On November 22, 2024, the pan-Canadian Pharmaceutical Alliance (pCPA) released its 2023-2024 impact report.
According to the pCPA, estimated dollar savings for public drug plans from pCPA negotiations were $4.63 billion ($3.72 billion on brand-name drugs and $0.91 billion on generic drugs), an increase from the estimated $3.89 billion in 2022-2023.
The pCPA also reports there were 41 total negotiations with public drug plans, up by more than 50% from pre-pandemic levels.
The impact report highlights initiatives from 2023-2024, including:
- pCPA Temporary Access Process (pTAP): the pTAP negotiation pathway (see our article) applies to drugs that follow the time-limited reimbursement pathway from Canada’s Drug Agency, ultimately allowing patients to have temporary access to new therapies with conditional approval.
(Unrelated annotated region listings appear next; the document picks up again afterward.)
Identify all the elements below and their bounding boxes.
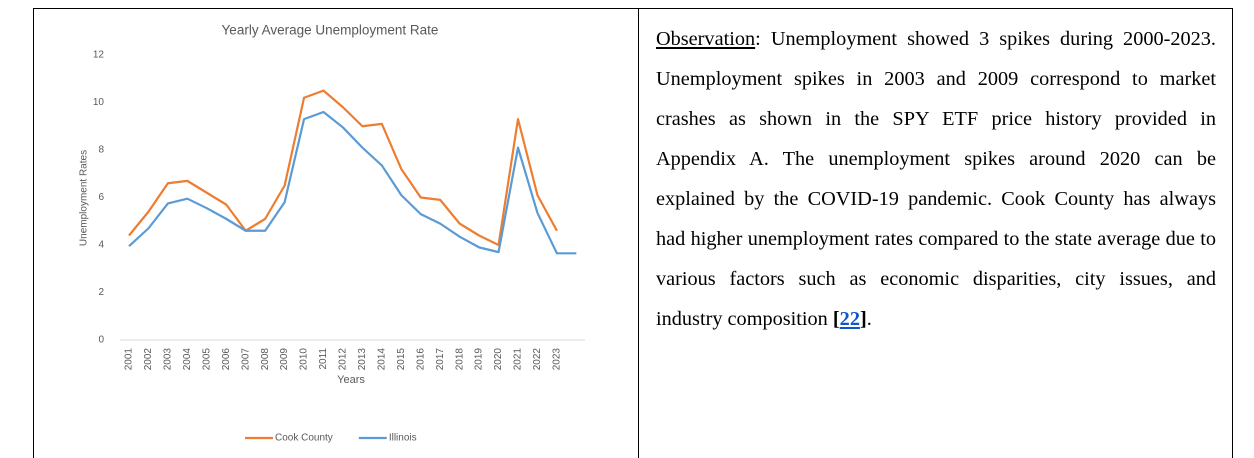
x-axis-label: Years <box>337 374 365 386</box>
x-tick-label: 2019 <box>474 348 485 371</box>
x-tick-label: 2020 <box>493 348 504 371</box>
line <box>128 110 577 255</box>
citation-ref: 22 <box>839 308 860 330</box>
x-tick-label: 2015 <box>396 348 407 371</box>
y-tick-label: 2 <box>98 287 104 298</box>
x-tick-label: 2009 <box>279 348 290 371</box>
observation-label: Observation <box>656 28 756 50</box>
legend-label: Illinois <box>389 433 417 444</box>
chart-title: Yearly Average Unemployment Rate <box>222 23 439 38</box>
observation: Observation: Unemployment showed 3 spike… <box>656 19 1216 339</box>
observation-text: : Unemployment showed 3 spikes during 20… <box>656 28 1216 330</box>
y-tick-label: 6 <box>98 192 104 203</box>
x-tick-label: 2006 <box>221 348 232 371</box>
citation-link[interactable]: 22 <box>840 308 860 330</box>
x-tick-label: 2005 <box>201 348 212 371</box>
observation-end: . <box>866 308 872 330</box>
x-tick-label: 2017 <box>435 348 446 371</box>
chart: Yearly Average Unemployment Rate Years U… <box>79 23 585 444</box>
legend-label: Cook County <box>275 433 333 444</box>
chart-cell <box>33 8 639 458</box>
y-axis-label: Unemployment Rates <box>79 150 90 246</box>
x-tick-label: 2021 <box>513 348 524 371</box>
x-tick-label: 2022 <box>532 348 543 371</box>
x-tick-label: 2014 <box>376 348 387 371</box>
text-cell: Observation: Unemployment showed 3 spike… <box>639 8 1233 458</box>
y-tick-label: 0 <box>98 335 104 346</box>
x-tick-label: 2007 <box>240 348 251 371</box>
x-tick-label: 2012 <box>338 348 349 371</box>
line <box>128 89 558 247</box>
x-tick-label: 2002 <box>143 348 154 371</box>
y-tick-label: 10 <box>93 97 105 108</box>
x-tick-label: 2008 <box>260 348 271 371</box>
citation-open: [ <box>832 308 840 330</box>
x-tick-label: 2016 <box>415 348 426 371</box>
x-tick-label: 2013 <box>357 348 368 371</box>
citation-close: ] <box>859 308 867 330</box>
x-tick-label: 2023 <box>552 348 563 371</box>
x-tick-label: 2004 <box>182 348 193 371</box>
x-tick-label: 2003 <box>163 348 174 371</box>
x-tick-label: 2001 <box>124 348 135 371</box>
y-tick-label: 4 <box>98 240 104 251</box>
y-tick-label: 8 <box>98 145 104 156</box>
x-tick-label: 2018 <box>454 348 465 371</box>
y-tick-label: 12 <box>93 50 105 61</box>
x-tick-label: 2010 <box>299 348 310 371</box>
x-tick-label: 2011 <box>318 348 329 370</box>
- Three-year pricing initiative for generic drugs: the pricing initiative for generic drugs, the pan-Canadian Tiered Pricing Framework (TPF) (see our article), was renewed and is in effect until 2026.
- New tools: economic insight packages and the negotiation pipeline were introduced to “strengthen negotiations and broaden [the pCPA’s] set of indicators for measuring the impact of the pCPA.”